The autopsy of the two brothers revealed that they had the typical brain damage associated with FFI, as well as characteristic genetic mutations in the prion protein gene (PRNP).

Specifically, they both had a substitution of methionine for valine at codon 129 (V129M) in the PRNP gene. This mutation has been previously described in other cases of FFI and is thought to increase the susceptibility to prion misfolding and aggregation.

Interestingly, the father of the two brothers had died at the age of 72 from an unknown cause that was suspected to be a result of FFI.

Genetic testing of the father’s brain tissues revealed the presence of V129M mutation, confirming that he had indeed had FFI.

Transmission of FFI

The case of the two brothers provides evidence for the genetic transmission of FFI, in which the disease is passed down from one generation to the next in an autosomal dominant pattern.

Autosomal dominant disorders are caused by mutations in a single gene that results in an abnormal protein, which is sufficient for disease manifestation. In this case, the V129M mutation in the PRNP gene is the pathogenic mutation that causes FFI.

The transmission of FFI is unusual in that the disease is caused by prions, which are not technically living organisms and cannot reproduce like other pathogens.

However, prions can convert normal proteins into their misfolded form and spread throughout the brain, causing progressive damage and ultimately leading to death.
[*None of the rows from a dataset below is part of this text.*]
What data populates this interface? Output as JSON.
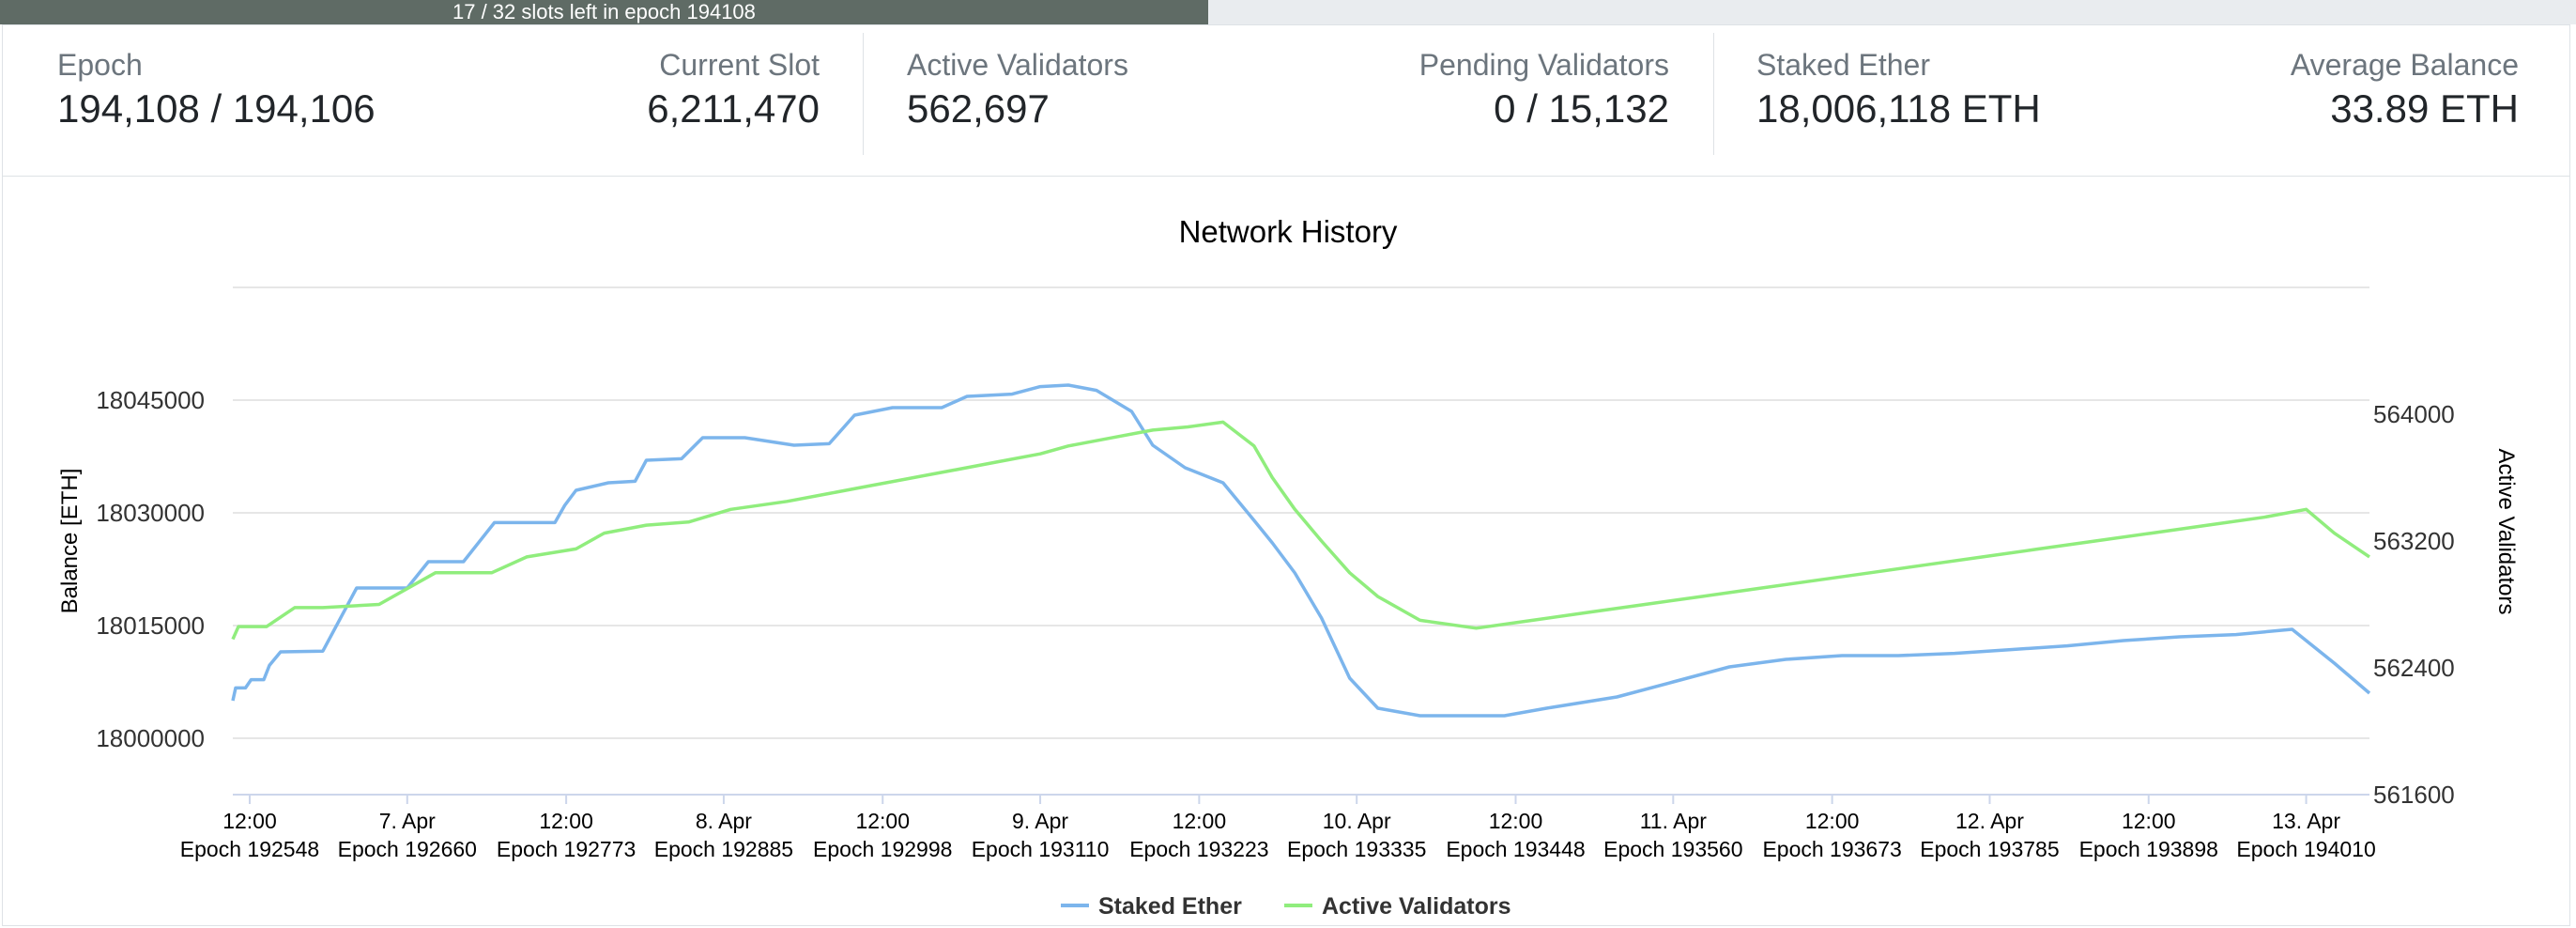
{
  "progress": {
    "text": "17 / 32 slots left in epoch 194108",
    "fraction": 0.469
  },
  "stats": {
    "epoch": {
      "label": "Epoch",
      "value": "194,108 / 194,106"
    },
    "current_slot": {
      "label": "Current Slot",
      "value": "6,211,470"
    },
    "active_validators": {
      "label": "Active Validators",
      "value": "562,697"
    },
    "pending_validators": {
      "label": "Pending Validators",
      "value": "0 / 15,132"
    },
    "staked_ether": {
      "label": "Staked Ether",
      "value": "18,006,118 ETH"
    },
    "average_balance": {
      "label": "Average Balance",
      "value": "33.89 ETH"
    }
  },
  "colors": {
    "staked_ether": "#7cb5ec",
    "active_validators": "#90ed7d",
    "progress": "#5f6b65"
  },
  "chart_data": {
    "type": "line",
    "title": "Network History",
    "ylabel_left": "Balance [ETH]",
    "ylabel_right": "Active Validators",
    "ylim_left": [
      17992500,
      18060000
    ],
    "ylim_right": [
      561600,
      564800
    ],
    "yticks_left": [
      18000000,
      18015000,
      18030000,
      18045000
    ],
    "yticks_right": [
      561600,
      562400,
      563200,
      564000
    ],
    "x_ticks": [
      [
        "12:00",
        "Epoch 192548"
      ],
      [
        "7. Apr",
        "Epoch 192660"
      ],
      [
        "12:00",
        "Epoch 192773"
      ],
      [
        "8. Apr",
        "Epoch 192885"
      ],
      [
        "12:00",
        "Epoch 192998"
      ],
      [
        "9. Apr",
        "Epoch 193110"
      ],
      [
        "12:00",
        "Epoch 193223"
      ],
      [
        "10. Apr",
        "Epoch 193335"
      ],
      [
        "12:00",
        "Epoch 193448"
      ],
      [
        "11. Apr",
        "Epoch 193560"
      ],
      [
        "12:00",
        "Epoch 193673"
      ],
      [
        "12. Apr",
        "Epoch 193785"
      ],
      [
        "12:00",
        "Epoch 193898"
      ],
      [
        "13. Apr",
        "Epoch 194010"
      ]
    ],
    "x_tick_epochs": [
      192548,
      192660,
      192773,
      192885,
      192998,
      193110,
      193223,
      193335,
      193448,
      193560,
      193673,
      193785,
      193898,
      194010
    ],
    "x_range_epochs": [
      192536,
      194055
    ],
    "series": [
      {
        "name": "Staked Ether",
        "axis": "left",
        "points": [
          [
            192536,
            18005000
          ],
          [
            192538,
            18006700
          ],
          [
            192545,
            18006700
          ],
          [
            192549,
            18007800
          ],
          [
            192558,
            18007800
          ],
          [
            192562,
            18009700
          ],
          [
            192570,
            18011500
          ],
          [
            192600,
            18011600
          ],
          [
            192624,
            18020000
          ],
          [
            192660,
            18020000
          ],
          [
            192675,
            18023500
          ],
          [
            192700,
            18023500
          ],
          [
            192722,
            18028700
          ],
          [
            192765,
            18028700
          ],
          [
            192772,
            18031000
          ],
          [
            192780,
            18033000
          ],
          [
            192803,
            18034000
          ],
          [
            192822,
            18034200
          ],
          [
            192830,
            18037000
          ],
          [
            192855,
            18037200
          ],
          [
            192870,
            18040000
          ],
          [
            192900,
            18040000
          ],
          [
            192935,
            18039000
          ],
          [
            192960,
            18039200
          ],
          [
            192978,
            18043000
          ],
          [
            193005,
            18044000
          ],
          [
            193040,
            18044000
          ],
          [
            193058,
            18045500
          ],
          [
            193090,
            18045800
          ],
          [
            193110,
            18046800
          ],
          [
            193130,
            18047000
          ],
          [
            193150,
            18046300
          ],
          [
            193175,
            18043500
          ],
          [
            193190,
            18039000
          ],
          [
            193213,
            18036000
          ],
          [
            193240,
            18034000
          ],
          [
            193262,
            18029000
          ],
          [
            193275,
            18026000
          ],
          [
            193291,
            18022000
          ],
          [
            193310,
            18016000
          ],
          [
            193330,
            18008000
          ],
          [
            193350,
            18004000
          ],
          [
            193380,
            18003000
          ],
          [
            193440,
            18003000
          ],
          [
            193470,
            18004000
          ],
          [
            193520,
            18005500
          ],
          [
            193560,
            18007500
          ],
          [
            193600,
            18009500
          ],
          [
            193640,
            18010500
          ],
          [
            193680,
            18011000
          ],
          [
            193720,
            18011000
          ],
          [
            193760,
            18011300
          ],
          [
            193800,
            18011800
          ],
          [
            193840,
            18012300
          ],
          [
            193880,
            18013000
          ],
          [
            193920,
            18013500
          ],
          [
            193960,
            18013800
          ],
          [
            194000,
            18014500
          ],
          [
            194030,
            18010000
          ],
          [
            194055,
            18006000
          ]
        ]
      },
      {
        "name": "Active Validators",
        "axis": "right",
        "points": [
          [
            192536,
            562580
          ],
          [
            192540,
            562660
          ],
          [
            192560,
            562660
          ],
          [
            192580,
            562780
          ],
          [
            192600,
            562780
          ],
          [
            192640,
            562800
          ],
          [
            192680,
            563000
          ],
          [
            192720,
            563000
          ],
          [
            192745,
            563100
          ],
          [
            192780,
            563150
          ],
          [
            192800,
            563250
          ],
          [
            192830,
            563300
          ],
          [
            192860,
            563320
          ],
          [
            192890,
            563400
          ],
          [
            192930,
            563450
          ],
          [
            192960,
            563500
          ],
          [
            192990,
            563550
          ],
          [
            193020,
            563600
          ],
          [
            193050,
            563650
          ],
          [
            193080,
            563700
          ],
          [
            193110,
            563750
          ],
          [
            193130,
            563800
          ],
          [
            193160,
            563850
          ],
          [
            193190,
            563900
          ],
          [
            193215,
            563920
          ],
          [
            193240,
            563950
          ],
          [
            193262,
            563800
          ],
          [
            193275,
            563600
          ],
          [
            193291,
            563400
          ],
          [
            193310,
            563200
          ],
          [
            193330,
            563000
          ],
          [
            193350,
            562850
          ],
          [
            193380,
            562700
          ],
          [
            193420,
            562650
          ],
          [
            193460,
            562700
          ],
          [
            193500,
            562750
          ],
          [
            193540,
            562800
          ],
          [
            193580,
            562850
          ],
          [
            193620,
            562900
          ],
          [
            193660,
            562950
          ],
          [
            193700,
            563000
          ],
          [
            193740,
            563050
          ],
          [
            193780,
            563100
          ],
          [
            193820,
            563150
          ],
          [
            193860,
            563200
          ],
          [
            193900,
            563250
          ],
          [
            193940,
            563300
          ],
          [
            193980,
            563350
          ],
          [
            194010,
            563400
          ],
          [
            194030,
            563250
          ],
          [
            194055,
            563100
          ]
        ]
      }
    ],
    "legend": "bottom-center"
  }
}
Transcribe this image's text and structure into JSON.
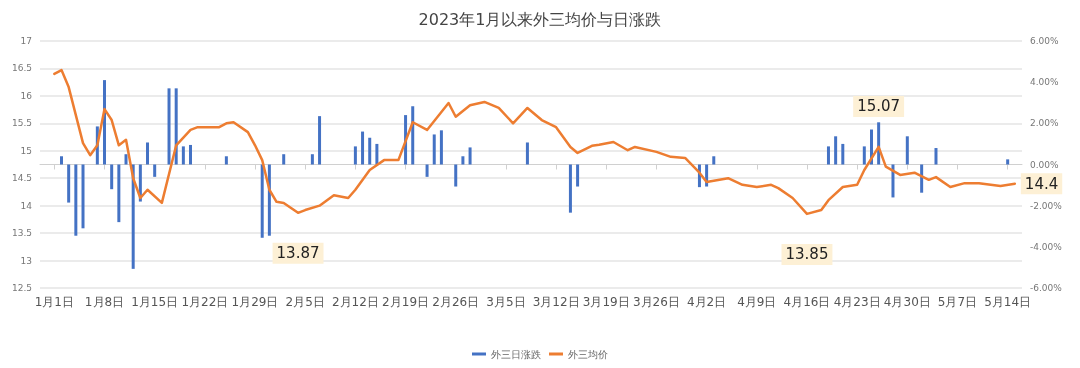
{
  "chart_data": {
    "type": "line",
    "title": "2023年1月以来外三均价与日涨跌",
    "xlim": [
      "2022-12-30",
      "2023-05-16"
    ],
    "xticks": [
      {
        "value": "2023-01-01",
        "label": "1月1日"
      },
      {
        "value": "2023-01-08",
        "label": "1月8日"
      },
      {
        "value": "2023-01-15",
        "label": "1月15日"
      },
      {
        "value": "2023-01-22",
        "label": "1月22日"
      },
      {
        "value": "2023-01-29",
        "label": "1月29日"
      },
      {
        "value": "2023-02-05",
        "label": "2月5日"
      },
      {
        "value": "2023-02-12",
        "label": "2月12日"
      },
      {
        "value": "2023-02-19",
        "label": "2月19日"
      },
      {
        "value": "2023-02-26",
        "label": "2月26日"
      },
      {
        "value": "2023-03-05",
        "label": "3月5日"
      },
      {
        "value": "2023-03-12",
        "label": "3月12日"
      },
      {
        "value": "2023-03-19",
        "label": "3月19日"
      },
      {
        "value": "2023-03-26",
        "label": "3月26日"
      },
      {
        "value": "2023-04-02",
        "label": "4月2日"
      },
      {
        "value": "2023-04-09",
        "label": "4月9日"
      },
      {
        "value": "2023-04-16",
        "label": "4月16日"
      },
      {
        "value": "2023-04-23",
        "label": "4月23日"
      },
      {
        "value": "2023-04-30",
        "label": "4月30日"
      },
      {
        "value": "2023-05-07",
        "label": "5月7日"
      },
      {
        "value": "2023-05-14",
        "label": "5月14日"
      }
    ],
    "ylim": [
      12.5,
      17
    ],
    "yticks": [
      12.5,
      13,
      13.5,
      14,
      14.5,
      15,
      15.5,
      16,
      16.5,
      17
    ],
    "y2lim": [
      -6,
      6
    ],
    "y2ticks": [
      {
        "value": -6,
        "label": "-6.00%"
      },
      {
        "value": -4,
        "label": "-4.00%"
      },
      {
        "value": -2,
        "label": "-2.00%"
      },
      {
        "value": 0,
        "label": "0.00%"
      },
      {
        "value": 2,
        "label": "2.00%"
      },
      {
        "value": 4,
        "label": "4.00%"
      },
      {
        "value": 6,
        "label": "6.00%"
      }
    ],
    "grid": "y",
    "legend": "bottom",
    "series": [
      {
        "name": "外三日涨跌",
        "type": "bar",
        "axis": "y2",
        "color": "#4472c4",
        "x": [
          "2023-01-02",
          "2023-01-03",
          "2023-01-04",
          "2023-01-05",
          "2023-01-07",
          "2023-01-08",
          "2023-01-09",
          "2023-01-10",
          "2023-01-11",
          "2023-01-12",
          "2023-01-13",
          "2023-01-14",
          "2023-01-15",
          "2023-01-17",
          "2023-01-18",
          "2023-01-19",
          "2023-01-20",
          "2023-01-25",
          "2023-01-30",
          "2023-01-31",
          "2023-02-02",
          "2023-02-06",
          "2023-02-07",
          "2023-02-12",
          "2023-02-13",
          "2023-02-14",
          "2023-02-15",
          "2023-02-19",
          "2023-02-20",
          "2023-02-22",
          "2023-02-23",
          "2023-02-24",
          "2023-02-26",
          "2023-02-27",
          "2023-02-28",
          "2023-03-08",
          "2023-03-14",
          "2023-03-15",
          "2023-04-01",
          "2023-04-02",
          "2023-04-03",
          "2023-04-19",
          "2023-04-20",
          "2023-04-21",
          "2023-04-24",
          "2023-04-25",
          "2023-04-26",
          "2023-04-28",
          "2023-04-30",
          "2023-05-02",
          "2023-05-04",
          "2023-05-14"
        ],
        "values": [
          0.4,
          -1.85,
          -3.46,
          -3.1,
          1.85,
          4.1,
          -1.2,
          -2.8,
          0.5,
          -5.07,
          -1.8,
          1.07,
          -0.6,
          3.7,
          3.7,
          0.88,
          0.95,
          0.4,
          -3.56,
          -3.46,
          0.5,
          0.5,
          2.35,
          0.88,
          1.6,
          1.3,
          1.0,
          2.4,
          2.83,
          -0.6,
          1.46,
          1.66,
          -1.07,
          0.4,
          0.83,
          1.07,
          -2.34,
          -1.07,
          -1.1,
          -1.07,
          0.4,
          0.88,
          1.37,
          1.0,
          0.88,
          1.7,
          2.05,
          -1.6,
          1.37,
          -1.37,
          0.8,
          0.25
        ]
      },
      {
        "name": "外三均价",
        "color": "#ed7d31",
        "x": [
          "2023-01-01",
          "2023-01-02",
          "2023-01-03",
          "2023-01-05",
          "2023-01-06",
          "2023-01-07",
          "2023-01-08",
          "2023-01-09",
          "2023-01-10",
          "2023-01-11",
          "2023-01-12",
          "2023-01-13",
          "2023-01-14",
          "2023-01-16",
          "2023-01-18",
          "2023-01-20",
          "2023-01-21",
          "2023-01-24",
          "2023-01-25",
          "2023-01-26",
          "2023-01-28",
          "2023-01-29",
          "2023-01-30",
          "2023-01-31",
          "2023-02-01",
          "2023-02-02",
          "2023-02-04",
          "2023-02-05",
          "2023-02-07",
          "2023-02-09",
          "2023-02-11",
          "2023-02-12",
          "2023-02-14",
          "2023-02-16",
          "2023-02-18",
          "2023-02-20",
          "2023-02-22",
          "2023-02-25",
          "2023-02-26",
          "2023-02-28",
          "2023-03-02",
          "2023-03-04",
          "2023-03-06",
          "2023-03-08",
          "2023-03-10",
          "2023-03-12",
          "2023-03-14",
          "2023-03-15",
          "2023-03-17",
          "2023-03-18",
          "2023-03-20",
          "2023-03-22",
          "2023-03-23",
          "2023-03-26",
          "2023-03-28",
          "2023-03-30",
          "2023-04-01",
          "2023-04-02",
          "2023-04-05",
          "2023-04-07",
          "2023-04-09",
          "2023-04-11",
          "2023-04-12",
          "2023-04-14",
          "2023-04-16",
          "2023-04-18",
          "2023-04-19",
          "2023-04-21",
          "2023-04-23",
          "2023-04-24",
          "2023-04-26",
          "2023-04-27",
          "2023-04-29",
          "2023-05-01",
          "2023-05-03",
          "2023-05-04",
          "2023-05-06",
          "2023-05-08",
          "2023-05-10",
          "2023-05-13",
          "2023-05-15"
        ],
        "values": [
          16.4,
          16.47,
          16.16,
          15.14,
          14.92,
          15.1,
          15.76,
          15.56,
          15.1,
          15.2,
          14.5,
          14.14,
          14.29,
          14.05,
          15.1,
          15.38,
          15.43,
          15.43,
          15.5,
          15.52,
          15.34,
          15.1,
          14.83,
          14.29,
          14.07,
          14.05,
          13.87,
          13.92,
          14.0,
          14.19,
          14.14,
          14.29,
          14.65,
          14.83,
          14.83,
          15.52,
          15.38,
          15.87,
          15.62,
          15.83,
          15.89,
          15.78,
          15.5,
          15.78,
          15.56,
          15.43,
          15.07,
          14.96,
          15.09,
          15.11,
          15.16,
          15.01,
          15.07,
          14.98,
          14.89,
          14.87,
          14.6,
          14.43,
          14.5,
          14.38,
          14.34,
          14.38,
          14.32,
          14.14,
          13.85,
          13.92,
          14.1,
          14.34,
          14.38,
          14.65,
          15.07,
          14.71,
          14.56,
          14.6,
          14.47,
          14.52,
          14.34,
          14.41,
          14.41,
          14.36,
          14.4
        ],
        "value_labels": [
          null,
          null,
          null,
          null,
          null,
          null,
          null,
          null,
          null,
          null,
          null,
          null,
          null,
          null,
          null,
          null,
          null,
          null,
          null,
          null,
          null,
          null,
          null,
          null,
          null,
          null,
          "13.87",
          null,
          null,
          null,
          null,
          null,
          null,
          null,
          null,
          null,
          null,
          null,
          null,
          null,
          null,
          null,
          null,
          null,
          null,
          null,
          null,
          null,
          null,
          null,
          null,
          null,
          null,
          null,
          null,
          null,
          null,
          null,
          null,
          null,
          null,
          null,
          null,
          null,
          "13.85",
          null,
          null,
          null,
          null,
          null,
          "15.07",
          null,
          null,
          null,
          null,
          null,
          null,
          null,
          null,
          null,
          "14.4"
        ]
      }
    ]
  }
}
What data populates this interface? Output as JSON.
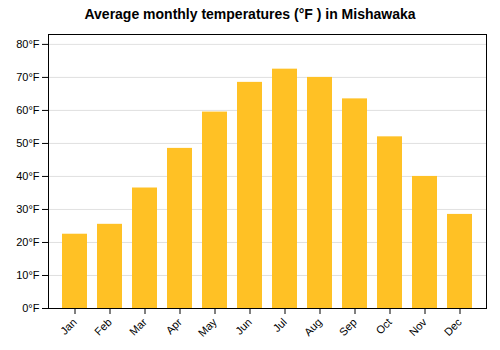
{
  "chart_data": {
    "type": "bar",
    "title": "Average monthly temperatures (°F ) in Mishawaka",
    "categories": [
      "Jan",
      "Feb",
      "Mar",
      "Apr",
      "May",
      "Jun",
      "Jul",
      "Aug",
      "Sep",
      "Oct",
      "Nov",
      "Dec"
    ],
    "values": [
      22.5,
      25.5,
      36.5,
      48.5,
      59.5,
      68.5,
      72.5,
      70.0,
      63.5,
      52.0,
      40.0,
      28.5
    ],
    "color": "#FFC125",
    "ylim": [
      0,
      83
    ],
    "yticks": [
      {
        "value": 0,
        "label": "0°F"
      },
      {
        "value": 10,
        "label": "10°F"
      },
      {
        "value": 20,
        "label": "20°F"
      },
      {
        "value": 30,
        "label": "30°F"
      },
      {
        "value": 40,
        "label": "40°F"
      },
      {
        "value": 50,
        "label": "50°F"
      },
      {
        "value": 60,
        "label": "60°F"
      },
      {
        "value": 70,
        "label": "70°F"
      },
      {
        "value": 80,
        "label": "80°F"
      }
    ],
    "grid": true
  }
}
Treatment and future directions

Currently, there is no cure for FFI, and treatment is mainly palliative, aiming to alleviate symptoms and improve the quality of life of affected individuals.

Various drugs, such as benzodiazepines and antipsychotics, have been tried with limited success. However, a pharmaceutical approach that targets the prion protein or the mechanisms of prion propagation is still under investigation, offering hope for future therapeutic interventions.